Red-Black Tree is a binary search tree with self-balancing properties.
Second, the characteristics of red-black tree
2.1 Color attribute of red-black tree
A red-black tree gets its name from its property that a red-black tree marks each node as either red or black.
Each node of the red-black tree has an additional attribute, that is, the color attribute.
Each node of the red-black tree is either red or black.
Each leaf node (NIL node, empty node) of a red-black tree is black.
The root node of a red-black tree must be black.
If a node is red, both of its children are black (i.e. there are no two adjacent red nodes)
For each node, on simple paths from that node to all its descendant leaf nodes, black nodes the same amount.
All paths from any node to each of its leaf nodes contain the same number of black nodes.
2.2 Balance
The red-black tree can automatically perform balance adjustments in operations such as insertion and deletion to ensure the balance of the tree.
In order to restore the balance of the tree, the red-black tree adopts a series of normalization operations, including color adjustment and rotation operations.
Red-black trees maintain tree balance by using color and normalization operations.
The red-black tree can maintain the balance of the tree during operations such as insertion and deletion.
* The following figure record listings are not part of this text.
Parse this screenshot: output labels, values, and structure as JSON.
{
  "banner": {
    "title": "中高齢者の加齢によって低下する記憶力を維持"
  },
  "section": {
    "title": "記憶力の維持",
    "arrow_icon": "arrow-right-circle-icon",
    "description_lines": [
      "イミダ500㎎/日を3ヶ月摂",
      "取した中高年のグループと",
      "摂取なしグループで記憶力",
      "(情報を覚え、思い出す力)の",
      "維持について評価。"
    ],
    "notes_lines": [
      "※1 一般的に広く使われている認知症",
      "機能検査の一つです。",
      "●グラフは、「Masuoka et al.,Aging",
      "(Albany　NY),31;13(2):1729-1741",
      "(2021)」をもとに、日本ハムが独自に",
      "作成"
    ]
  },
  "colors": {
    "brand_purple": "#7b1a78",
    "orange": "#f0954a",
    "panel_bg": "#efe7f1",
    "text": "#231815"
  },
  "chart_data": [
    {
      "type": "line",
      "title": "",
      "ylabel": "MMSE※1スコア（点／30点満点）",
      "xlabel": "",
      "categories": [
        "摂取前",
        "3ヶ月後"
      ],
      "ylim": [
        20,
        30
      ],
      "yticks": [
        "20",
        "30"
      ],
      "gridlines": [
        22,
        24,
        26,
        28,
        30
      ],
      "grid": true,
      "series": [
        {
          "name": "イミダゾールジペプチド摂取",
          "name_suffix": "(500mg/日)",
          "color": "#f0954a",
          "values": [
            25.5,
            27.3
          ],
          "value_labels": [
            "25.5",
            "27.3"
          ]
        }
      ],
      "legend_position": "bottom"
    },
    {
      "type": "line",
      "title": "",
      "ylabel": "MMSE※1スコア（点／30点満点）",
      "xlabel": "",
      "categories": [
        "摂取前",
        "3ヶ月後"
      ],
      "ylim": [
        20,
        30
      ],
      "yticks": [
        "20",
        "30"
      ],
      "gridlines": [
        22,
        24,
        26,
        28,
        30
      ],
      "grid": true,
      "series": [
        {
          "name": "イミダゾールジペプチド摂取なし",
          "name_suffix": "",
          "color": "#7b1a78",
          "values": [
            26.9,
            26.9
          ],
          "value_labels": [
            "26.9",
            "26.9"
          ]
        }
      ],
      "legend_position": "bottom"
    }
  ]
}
2.3 Time complexity: O(log n)
In any case, the height of the red-black tree will never exceed O(log n).
For operations such as searching, inserting, and deleting in a red-black tree, its time complexity is O(log n).
But in the worst case, it may degenerate into a linked list structure, and the time complexity is O(n). Therefore, in practical applications, it is necessary to optimize the red-black tree, such as using techniques such as "color flipping" to reduce the occurrence of the worst case.
2.4 Better performance
A self-balancing red-black tree is an efficient data structure, especially when the ordering of a large number of elements needs to be maintained.
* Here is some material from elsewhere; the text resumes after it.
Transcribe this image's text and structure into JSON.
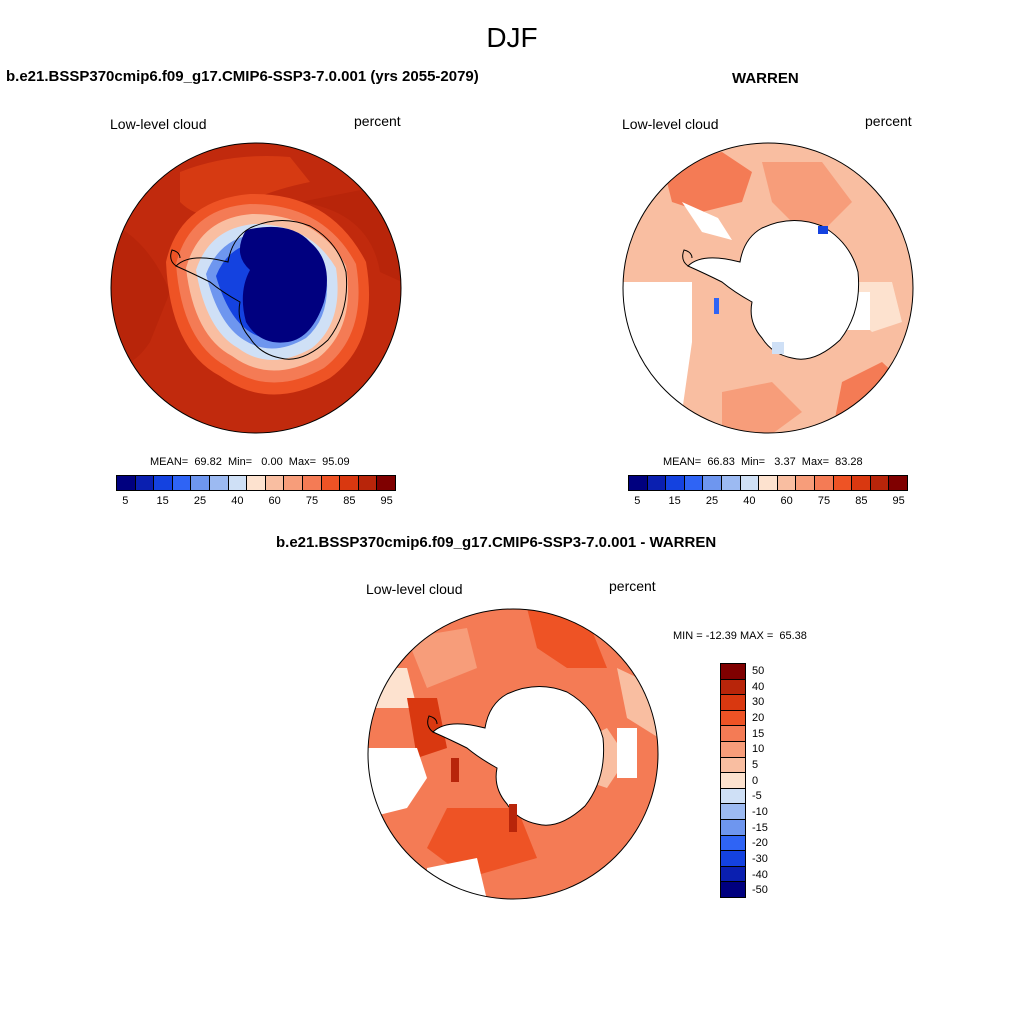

Red-black trees have better performance and are suitable for application scenarios that require frequent operations such as search, insertion, and deletion.
3. Red-black tree insertion and deletion operations
The insertion and deletion operations of a red-black tree are similar to those of a normal binary search tree, but color and balance issues need to be considered additionally.
3.1 Insertion operation of red-black tree
During operations such as insertion and deletion, the red-black tree can be automatically rotated and color adjusted to ensure that it is always a relatively balanced tree.
The insertion operation of the red-black tree is relatively simple. During the insertion process of the red-black tree
[normal insertion] first insert a new node into the tree according to the insertion method of the binary search tree,
[color adjustment] and then dye the node red according to the rules or black to maintain the properties of a red-black tree.
[Rotation] If the nature of the red-black tree is destroyed after inserting a new node, some rotation operations are required to restore the balance of the tree.
3.2 Red-black tree deletion operation
The deletion operation of the red-black tree is a little more complicated,
First, delete nodes according to the deletion method of the binary search tree,
and then perform color adjustment and rotation to ensure the properties of the red-black tree;
Three cases need to be dealt with:
3.2.1 The node to be deleted has no child nodes
Just delete the node directly.
3.2.2 The node to be deleted has a child node
Delete the node and connect its children to its parent.
3.2.3 The node to be deleted has two child nodes
Find the node's successor node (that is, the minimum value in its right subtree) or predecessor node (that is, the maximum value in its left subtree), and replace the node to be deleted with this node. Then some adjustments are made to the replaced nodes to keep the tree balanced.